Bug 309921

Summary: PCMPISTRI validity bit propagation is imprecise
Product: [Developer tools] valgrind Reporter: Patrick J. LoPresti <lopresti>
Component: memcheckAssignee: Julian Seward <jseward>
Status: RESOLVED FIXED    
Severity: normal    
Priority: NOR    
Version: 3.9.0.SVN   
Target Milestone: ---   
Platform: Compiled Sources   
OS: Linux   
Latest Commit: Version Fixed In:
Sentry Crash Report:
Attachments: Test case illustrating pcmpistri validity bit propagation failure
Refactoring PCMPISTRI 0x3A
Fix (harmless) bug in test case
[VEX] Fix PCMPISTRI 0x3A (and 0x38)
[VEX] Simplified (and corrected) patch
[VEX] Yet another version of patch
Patch to add regtest for pcmpistri

Description Patrick J. LoPresti 2012-11-11 20:37:06 UTC
The Intel C compiler uses the (hideously-complex-whatever-happened-to-RISC) PCMPISTRI instruction in various optimized string routines.

I am attaching an illustrative test case.  Hopefully, there are only a few permutations of this instruction that actually need precise validity bit tracking...

Reproducible: Always

Steps to Reproduce:
1. gcc -O3 -o test test.c
2. valgrind --partial-loads-ok=yes ./test
3. :-(
Actual Results:  
"Syscall param exit_group(status) contains uninitialised byte(s)"

Expected Results:  
No warnings, since this program always exits with status 12, because the bytes beyond the end of the (aligned) load are never used.
Comment 1 Patrick J. LoPresti 2012-11-11 20:38:10 UTC
Created attachment 75181 [details]
Test case illustrating pcmpistri validity bit propagation failure
Comment 2 Patrick J. LoPresti 2012-11-12 01:19:06 UTC
Created attachment 75187 [details]
Refactoring PCMPISTRI 0x3A

This patch factors out the PCMPISTRI 0x3A case (and 0x38, which is equivalent) and simplifies the code.  This C reference code can serve as a basis, I hope, for generating expanded IR.

Actually if you trace the code paths though, it is not too bad...  A bunch of the code is just marshalling data through the dirty helper interface; the actual computation can all be expressed as straightforward vector and scalar operations, I think.

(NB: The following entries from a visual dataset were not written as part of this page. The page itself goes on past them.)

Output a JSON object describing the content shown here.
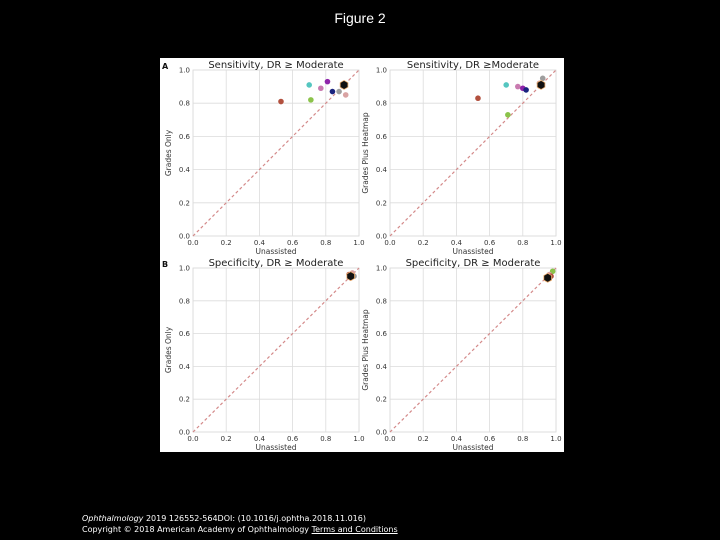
{
  "slide": {
    "title": "Figure 2",
    "caption_journal": "Ophthalmology",
    "caption_rest": " 2019 126552-564DOI: (10.1016/j.ophtha.2018.11.016)",
    "copyright": "Copyright © 2018 American Academy of Ophthalmology ",
    "terms_link": "Terms and Conditions"
  },
  "chart_data": [
    {
      "type": "scatter",
      "panel_letter": "A",
      "title": "Sensitivity, DR ≥ Moderate",
      "xlabel": "Unassisted",
      "ylabel": "Grades Only",
      "xlim": [
        0,
        1
      ],
      "ylim": [
        0,
        1
      ],
      "ticks": [
        "0.0",
        "0.2",
        "0.4",
        "0.6",
        "0.8",
        "1.0"
      ],
      "grid": true,
      "reference_line": "diagonal",
      "points": [
        {
          "x": 0.53,
          "y": 0.81,
          "color": "#b2503e"
        },
        {
          "x": 0.7,
          "y": 0.91,
          "color": "#55c6c0"
        },
        {
          "x": 0.71,
          "y": 0.82,
          "color": "#8bc34a"
        },
        {
          "x": 0.77,
          "y": 0.89,
          "color": "#c97ab0"
        },
        {
          "x": 0.81,
          "y": 0.93,
          "color": "#8e24aa"
        },
        {
          "x": 0.84,
          "y": 0.87,
          "color": "#1a237e"
        },
        {
          "x": 0.88,
          "y": 0.87,
          "color": "#9e9e9e"
        },
        {
          "x": 0.92,
          "y": 0.85,
          "color": "#d9a3a3"
        },
        {
          "x": 0.91,
          "y": 0.91,
          "color": "#111111",
          "marker": "hexagon"
        }
      ]
    },
    {
      "type": "scatter",
      "panel_letter": "",
      "title": "Sensitivity, DR ≥Moderate",
      "xlabel": "Unassisted",
      "ylabel": "Grades Plus Heatmap",
      "xlim": [
        0,
        1
      ],
      "ylim": [
        0,
        1
      ],
      "ticks": [
        "0.0",
        "0.2",
        "0.4",
        "0.6",
        "0.8",
        "1.0"
      ],
      "grid": true,
      "reference_line": "diagonal",
      "points": [
        {
          "x": 0.53,
          "y": 0.83,
          "color": "#b2503e"
        },
        {
          "x": 0.7,
          "y": 0.91,
          "color": "#55c6c0"
        },
        {
          "x": 0.71,
          "y": 0.73,
          "color": "#8bc34a"
        },
        {
          "x": 0.77,
          "y": 0.9,
          "color": "#c97ab0"
        },
        {
          "x": 0.8,
          "y": 0.89,
          "color": "#8e24aa"
        },
        {
          "x": 0.82,
          "y": 0.88,
          "color": "#1a237e"
        },
        {
          "x": 0.92,
          "y": 0.95,
          "color": "#9e9e9e"
        },
        {
          "x": 0.9,
          "y": 0.92,
          "color": "#d9a3a3"
        },
        {
          "x": 0.91,
          "y": 0.91,
          "color": "#111111",
          "marker": "hexagon"
        }
      ]
    },
    {
      "type": "scatter",
      "panel_letter": "B",
      "title": "Specificity, DR ≥ Moderate",
      "xlabel": "Unassisted",
      "ylabel": "Grades Only",
      "xlim": [
        0,
        1
      ],
      "ylim": [
        0,
        1
      ],
      "ticks": [
        "0.0",
        "0.2",
        "0.4",
        "0.6",
        "0.8",
        "1.0"
      ],
      "grid": true,
      "reference_line": "diagonal",
      "points": [
        {
          "x": 0.94,
          "y": 0.96,
          "color": "#b2503e"
        },
        {
          "x": 0.96,
          "y": 0.97,
          "color": "#d9a3a3"
        },
        {
          "x": 0.95,
          "y": 0.94,
          "color": "#c97ab0"
        },
        {
          "x": 0.97,
          "y": 0.95,
          "color": "#9e9e9e"
        },
        {
          "x": 0.95,
          "y": 0.95,
          "color": "#111111",
          "marker": "hexagon"
        }
      ]
    },
    {
      "type": "scatter",
      "panel_letter": "",
      "title": "Specificity, DR ≥ Moderate",
      "xlabel": "Unassisted",
      "ylabel": "Grades Plus Heatmap",
      "xlim": [
        0,
        1
      ],
      "ylim": [
        0,
        1
      ],
      "ticks": [
        "0.0",
        "0.2",
        "0.4",
        "0.6",
        "0.8",
        "1.0"
      ],
      "grid": true,
      "reference_line": "diagonal",
      "points": [
        {
          "x": 0.98,
          "y": 0.98,
          "color": "#8bc34a"
        },
        {
          "x": 0.96,
          "y": 0.96,
          "color": "#d9a3a3"
        },
        {
          "x": 0.95,
          "y": 0.95,
          "color": "#c97ab0"
        },
        {
          "x": 0.97,
          "y": 0.95,
          "color": "#b2503e"
        },
        {
          "x": 0.95,
          "y": 0.94,
          "color": "#111111",
          "marker": "hexagon"
        }
      ]
    }
  ]
}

Note that this patch does not break any regression tests, so I am pretty confident it is a valid refactoring.
Comment 3 Patrick J. LoPresti 2012-11-12 04:59:23 UTC
Created attachment 75190 [details]
Fix (harmless) bug in test case

PCMPISTRI clobbers condition codes
Comment 4 Patrick J. LoPresti 2012-11-12 05:15:30 UTC
Created attachment 75191 [details]
[VEX] Fix PCMPISTRI 0x3A (and 0x38)

I decided to go ahead and "just do it".

This patch replaces the call to a "dirty helper" with memcheck-friendly IR for PCMPISTRI 0x3A/0x38 (aka. "strlen").  It also includes the refactored C code so you can compare the IR to the original C...  Note that all of this code is dead except for the diffs against guest_amd64_toIR.c, and part of that is #ifdef'd out (the "dirty helper" version).

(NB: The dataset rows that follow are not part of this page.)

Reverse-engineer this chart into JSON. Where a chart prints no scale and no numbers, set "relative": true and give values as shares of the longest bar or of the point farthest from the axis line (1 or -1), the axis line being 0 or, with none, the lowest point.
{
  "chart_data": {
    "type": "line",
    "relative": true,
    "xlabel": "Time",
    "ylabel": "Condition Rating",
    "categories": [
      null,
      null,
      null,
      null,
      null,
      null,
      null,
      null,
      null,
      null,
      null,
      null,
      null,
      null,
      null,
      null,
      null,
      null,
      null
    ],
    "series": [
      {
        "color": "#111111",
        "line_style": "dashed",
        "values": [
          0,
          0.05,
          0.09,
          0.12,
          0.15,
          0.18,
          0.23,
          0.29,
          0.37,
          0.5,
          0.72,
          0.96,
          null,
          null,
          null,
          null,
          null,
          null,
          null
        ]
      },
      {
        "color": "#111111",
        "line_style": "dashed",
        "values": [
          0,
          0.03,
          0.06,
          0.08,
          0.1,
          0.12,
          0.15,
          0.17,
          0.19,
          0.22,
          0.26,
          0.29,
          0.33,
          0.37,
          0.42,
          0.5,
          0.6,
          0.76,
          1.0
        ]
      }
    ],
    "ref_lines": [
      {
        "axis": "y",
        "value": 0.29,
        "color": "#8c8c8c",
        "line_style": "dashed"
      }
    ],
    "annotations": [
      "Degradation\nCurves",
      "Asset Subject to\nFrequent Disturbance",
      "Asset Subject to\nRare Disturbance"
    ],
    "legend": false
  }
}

All regression tests still pass, plus the test case attached to this bug now works.
Comment 5 Patrick J. LoPresti 2012-11-12 23:43:21 UTC
Created attachment 75204 [details]
[VEX] Simplified (and corrected) patch

This is nearly identical to patch 75191, but without all of the dead code (which was only useful as a reference anyway).

Also it fixes a bug: Shl32(1, Ctz32(0)) is undefined.  This had the effect of causing the regression tests to pass on one run and then fail on another...  Just renaming the source code directory could make a difference.  Undefined behavior is nasty.

Anyway, this patch now passes the regression tests consistently.
Comment 6 Patrick J. LoPresti 2012-11-13 00:05:30 UTC
Created attachment 75205 [details]
[VEX] Yet another version of patch

OK, so Mux0X works but kills memcheck's validity bit tracking.

This final (?) version of the patch fixes that.  It still passes all regression tests; it fixes the test case on this bug; and, together with the patches on bug 294285, it seems to do very, very well on the optimized output from the Intel C compiler.  Finally!!
Comment 7 Patrick J. LoPresti 2012-11-19 22:05:14 UTC
Created attachment 75363 [details]
Patch to add regtest for pcmpistri

This patch adds a regression test "insn-pcmpistri" to memcheck/tests/amd64.  It fails on the current Valgrind but succeeds with patch 75205 applied.
Comment 8 Julian Seward 2012-11-20 15:25:59 UTC
Committed, r2562, r13132.  Thanks.